Eu já tinha decorado todos os seus horários. A cada semestre, desde a primeira vez que o vi. Ele era novinho, parecia tão assustado com a imensidão daqueles corredores. Como se a beleza da UnB fosse esmagadora, um peso que estivesse sempre na iminência de cair sobre ele. Passava pelos corredores com seu passo rápido e desritmado. Fugindo de um alguém imaginário que muito bem poderia ser eu.
Ele estudava matemática e eu letras. Até aí não há nada de errado, pois todo casal tem que ter suas diferenças, sem elas não haveria graça no relacionamento. Ele era branco, alto e magro, cabelos meio despenteados, lisinhos quase na altura do ombro. Eu era morena de cabelos encaracolados e tendendo a ser cheinha. Mas me digam, por favor: que amor vive sem contradições? Nenhum, e o meu não era exceção.
Ele era tão simples. Com o tempo foi se acostumando com o ambiente e já não parecia tão frágil, mas me fazia flutuar a todo instante que eu podia sentir seu perfume. Foi uma paixão que durou por todo o tempo do meu curso. Nenhuma cara era bom o bastante, só existia ele, ele e ele. Com o tempo, a minha paixão platônica, tornou-se obsessão. Eu quase que já perseguia o pobre garoto, esse foi o auge, mas felizmente essa doença passou. Cruzes! Eu não gostaria de ter alguém me perseguindo.
O tempo passava e eu o admirava mais e mais. Certa vez, descobri por um acaso, que ele tinha um amigo em uma das xerox da Ala norte. Passei a freqüentar mais aquele abençoado lugar, e aos poucos também fui ficando amiga do amigo dele. Ah, tudo parecia uma dança, como um balé psicodélico, no entanto suave e acalentador. Deixei uma cartinha bonita, com uma poesia linda, em papel colorido, com fitinha e tudo. Nosso amigo não contaria de quem era a carta, e só entregaria com o tom mais casual possível.
É, pareceu - me que ele não gostava muito de poesia. Mas não perdi as esperanças, talvez não fosse o poema certo. Tentei várias vezes, Casimiro de Abreu, Cruz e Souza, Cecília Meirelles, tudo. Apenas poemas, apenas por ler. Enfim o fisguei. Não era que ele não gostasse de poemas, só tinha vergonha de admitir isso.
Após um tempo começamos a nos conhecer melhor, a conversar mais e nos tornamos amigos. Saíamos juntos, falávamos de tudo e todos, e eu sempre flutuando, nas nuvens ao ouvir o som de sua voz. Som mais doce não havia.
Ao fim, ele virou professor da Universidade, estou vindo trazer nossa filha para vê-lo. Nos fins de semana ela fica na casa do pai, então já a trago as sextas, para que eu possa trocar algumas poucas palavras com ele, e voltar para casa esperando o amor da minha vida voltar.
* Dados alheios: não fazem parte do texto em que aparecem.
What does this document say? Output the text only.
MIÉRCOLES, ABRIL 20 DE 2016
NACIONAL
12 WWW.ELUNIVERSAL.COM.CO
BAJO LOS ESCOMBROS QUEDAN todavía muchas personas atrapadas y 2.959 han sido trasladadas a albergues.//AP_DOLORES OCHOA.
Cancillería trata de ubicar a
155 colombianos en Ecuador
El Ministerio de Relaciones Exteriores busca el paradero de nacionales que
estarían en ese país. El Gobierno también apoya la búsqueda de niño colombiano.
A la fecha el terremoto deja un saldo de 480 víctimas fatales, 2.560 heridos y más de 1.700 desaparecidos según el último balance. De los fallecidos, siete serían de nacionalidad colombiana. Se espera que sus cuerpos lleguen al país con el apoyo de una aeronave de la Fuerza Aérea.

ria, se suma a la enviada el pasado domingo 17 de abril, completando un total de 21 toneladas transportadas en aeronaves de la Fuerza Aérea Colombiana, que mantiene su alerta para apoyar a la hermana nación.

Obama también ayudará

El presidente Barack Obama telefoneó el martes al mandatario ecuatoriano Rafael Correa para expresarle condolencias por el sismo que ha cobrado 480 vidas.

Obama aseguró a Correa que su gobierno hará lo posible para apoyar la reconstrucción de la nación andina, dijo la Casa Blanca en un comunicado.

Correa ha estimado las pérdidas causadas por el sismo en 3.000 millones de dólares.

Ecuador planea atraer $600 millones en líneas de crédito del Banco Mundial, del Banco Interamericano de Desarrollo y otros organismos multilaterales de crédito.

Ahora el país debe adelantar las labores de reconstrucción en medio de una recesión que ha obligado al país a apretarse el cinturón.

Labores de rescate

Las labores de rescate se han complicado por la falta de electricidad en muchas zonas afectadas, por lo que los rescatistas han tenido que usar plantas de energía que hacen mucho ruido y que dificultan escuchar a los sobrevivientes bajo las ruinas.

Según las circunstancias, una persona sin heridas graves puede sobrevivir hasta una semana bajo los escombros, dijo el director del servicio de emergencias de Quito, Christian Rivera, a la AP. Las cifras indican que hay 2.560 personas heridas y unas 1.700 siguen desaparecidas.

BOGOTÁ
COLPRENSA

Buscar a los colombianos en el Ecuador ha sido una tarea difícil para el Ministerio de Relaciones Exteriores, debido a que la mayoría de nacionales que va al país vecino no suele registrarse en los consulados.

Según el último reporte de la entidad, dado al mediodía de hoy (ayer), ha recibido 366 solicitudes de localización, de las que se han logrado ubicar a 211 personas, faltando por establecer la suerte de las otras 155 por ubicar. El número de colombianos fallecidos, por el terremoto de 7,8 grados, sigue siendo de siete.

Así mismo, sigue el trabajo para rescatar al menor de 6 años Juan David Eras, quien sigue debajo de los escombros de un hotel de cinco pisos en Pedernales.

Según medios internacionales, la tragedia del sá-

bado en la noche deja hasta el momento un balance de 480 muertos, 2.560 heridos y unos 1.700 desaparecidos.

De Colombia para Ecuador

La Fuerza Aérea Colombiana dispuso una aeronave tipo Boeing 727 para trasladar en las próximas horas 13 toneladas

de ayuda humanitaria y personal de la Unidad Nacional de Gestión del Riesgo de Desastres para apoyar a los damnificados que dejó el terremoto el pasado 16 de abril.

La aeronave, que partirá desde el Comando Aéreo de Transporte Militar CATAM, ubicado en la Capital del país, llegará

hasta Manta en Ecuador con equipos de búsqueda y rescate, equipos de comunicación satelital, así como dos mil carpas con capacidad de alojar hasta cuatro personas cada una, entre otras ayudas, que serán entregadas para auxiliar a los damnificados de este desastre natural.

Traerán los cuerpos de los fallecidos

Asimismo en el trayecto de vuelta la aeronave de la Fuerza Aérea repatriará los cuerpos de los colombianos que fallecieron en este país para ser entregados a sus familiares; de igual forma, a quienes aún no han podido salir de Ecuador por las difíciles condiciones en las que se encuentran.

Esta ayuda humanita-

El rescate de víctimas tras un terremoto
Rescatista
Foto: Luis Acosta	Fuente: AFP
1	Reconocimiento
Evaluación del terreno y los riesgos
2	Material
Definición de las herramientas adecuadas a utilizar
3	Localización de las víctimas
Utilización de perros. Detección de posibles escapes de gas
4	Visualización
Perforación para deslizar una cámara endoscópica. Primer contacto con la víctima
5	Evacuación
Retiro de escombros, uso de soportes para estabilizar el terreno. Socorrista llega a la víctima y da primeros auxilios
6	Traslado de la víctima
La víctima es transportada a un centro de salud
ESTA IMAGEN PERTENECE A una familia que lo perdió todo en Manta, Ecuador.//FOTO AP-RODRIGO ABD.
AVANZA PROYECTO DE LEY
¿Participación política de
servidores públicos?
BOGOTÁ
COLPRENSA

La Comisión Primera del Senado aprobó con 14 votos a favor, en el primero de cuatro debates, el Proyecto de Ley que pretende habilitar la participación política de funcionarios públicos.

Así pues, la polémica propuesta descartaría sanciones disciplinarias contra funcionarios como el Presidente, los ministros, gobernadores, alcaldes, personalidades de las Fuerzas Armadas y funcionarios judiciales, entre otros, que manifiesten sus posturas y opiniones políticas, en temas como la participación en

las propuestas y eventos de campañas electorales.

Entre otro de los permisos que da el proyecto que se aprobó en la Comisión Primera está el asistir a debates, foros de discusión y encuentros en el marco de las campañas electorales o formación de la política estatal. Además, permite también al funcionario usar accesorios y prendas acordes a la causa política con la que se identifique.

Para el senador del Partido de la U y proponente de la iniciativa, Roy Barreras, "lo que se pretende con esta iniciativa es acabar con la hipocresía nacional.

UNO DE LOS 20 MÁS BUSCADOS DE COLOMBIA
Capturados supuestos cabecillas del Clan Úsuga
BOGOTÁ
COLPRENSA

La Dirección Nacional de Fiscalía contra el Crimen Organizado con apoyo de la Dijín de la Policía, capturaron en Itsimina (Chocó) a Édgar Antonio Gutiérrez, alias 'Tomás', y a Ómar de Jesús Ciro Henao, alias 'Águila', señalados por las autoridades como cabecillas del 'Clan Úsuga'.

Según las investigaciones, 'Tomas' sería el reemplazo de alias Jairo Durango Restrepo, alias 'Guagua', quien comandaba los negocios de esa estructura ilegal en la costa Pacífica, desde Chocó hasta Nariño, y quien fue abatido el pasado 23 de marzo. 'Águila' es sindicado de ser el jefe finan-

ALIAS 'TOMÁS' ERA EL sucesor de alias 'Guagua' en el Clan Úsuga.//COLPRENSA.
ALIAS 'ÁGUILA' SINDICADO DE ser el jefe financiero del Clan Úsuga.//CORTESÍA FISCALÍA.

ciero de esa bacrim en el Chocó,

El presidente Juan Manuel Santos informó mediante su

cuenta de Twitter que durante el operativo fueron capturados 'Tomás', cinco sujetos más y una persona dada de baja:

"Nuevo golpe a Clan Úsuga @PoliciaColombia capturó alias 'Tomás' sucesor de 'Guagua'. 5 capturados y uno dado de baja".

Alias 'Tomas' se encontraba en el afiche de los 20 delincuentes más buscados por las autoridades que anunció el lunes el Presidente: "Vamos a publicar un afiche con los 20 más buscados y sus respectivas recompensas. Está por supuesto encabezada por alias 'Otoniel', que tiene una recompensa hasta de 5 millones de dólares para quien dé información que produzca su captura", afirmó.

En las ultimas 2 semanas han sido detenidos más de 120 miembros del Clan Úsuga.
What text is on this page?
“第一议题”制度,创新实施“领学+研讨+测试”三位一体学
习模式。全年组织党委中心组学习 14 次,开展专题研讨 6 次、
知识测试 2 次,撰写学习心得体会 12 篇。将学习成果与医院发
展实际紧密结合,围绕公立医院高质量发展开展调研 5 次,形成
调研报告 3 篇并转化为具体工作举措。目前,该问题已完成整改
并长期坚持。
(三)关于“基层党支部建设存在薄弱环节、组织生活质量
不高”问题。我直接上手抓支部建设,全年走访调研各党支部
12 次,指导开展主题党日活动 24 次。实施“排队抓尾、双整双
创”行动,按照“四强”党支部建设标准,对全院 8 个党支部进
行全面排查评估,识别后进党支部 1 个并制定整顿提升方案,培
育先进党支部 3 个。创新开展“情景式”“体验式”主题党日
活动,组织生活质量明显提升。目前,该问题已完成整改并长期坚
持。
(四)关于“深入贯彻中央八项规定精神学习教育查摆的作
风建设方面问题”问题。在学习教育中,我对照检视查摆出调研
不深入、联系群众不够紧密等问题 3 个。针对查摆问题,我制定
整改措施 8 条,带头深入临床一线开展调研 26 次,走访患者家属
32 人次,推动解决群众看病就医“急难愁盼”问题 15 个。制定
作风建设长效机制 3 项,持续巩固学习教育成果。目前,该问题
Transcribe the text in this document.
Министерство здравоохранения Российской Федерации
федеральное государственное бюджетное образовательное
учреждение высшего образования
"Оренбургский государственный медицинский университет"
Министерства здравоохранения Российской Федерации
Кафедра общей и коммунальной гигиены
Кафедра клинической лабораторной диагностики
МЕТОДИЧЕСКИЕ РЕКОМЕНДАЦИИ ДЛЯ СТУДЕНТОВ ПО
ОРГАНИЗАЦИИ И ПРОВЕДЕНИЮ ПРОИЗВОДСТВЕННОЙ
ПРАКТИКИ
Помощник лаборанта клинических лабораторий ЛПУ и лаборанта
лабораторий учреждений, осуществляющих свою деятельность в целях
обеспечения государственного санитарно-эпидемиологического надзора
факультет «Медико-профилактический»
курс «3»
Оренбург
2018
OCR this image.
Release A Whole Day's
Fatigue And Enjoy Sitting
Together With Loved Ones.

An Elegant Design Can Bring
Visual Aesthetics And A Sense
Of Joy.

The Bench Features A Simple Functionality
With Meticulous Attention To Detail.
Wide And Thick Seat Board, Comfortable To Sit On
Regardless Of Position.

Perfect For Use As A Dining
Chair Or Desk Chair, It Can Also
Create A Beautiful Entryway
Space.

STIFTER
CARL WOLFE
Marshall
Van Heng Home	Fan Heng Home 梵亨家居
Vocês conhecem minha filha? Ah, ela é um amor. Aquelas mãozinhas fofinhas, aquele sorriso e aquele abraço, uma gracinha. E a voz dela? Som mais doce não há, eu me sinto flutuar...
2 comentários:
Cheiros e vozes são um perigo, minha filha... Impressões que grudam na memória... ficam pra sempre...
Muito bom o texto, Thaise!! Parabéns!! Ainda mais por saber utilizar palavras mais "cotidianas" e outras mais rebuscadas em seus momentos certos, dando o tom das passagens!! Não sabia desse seu dom de escrever narrativas também!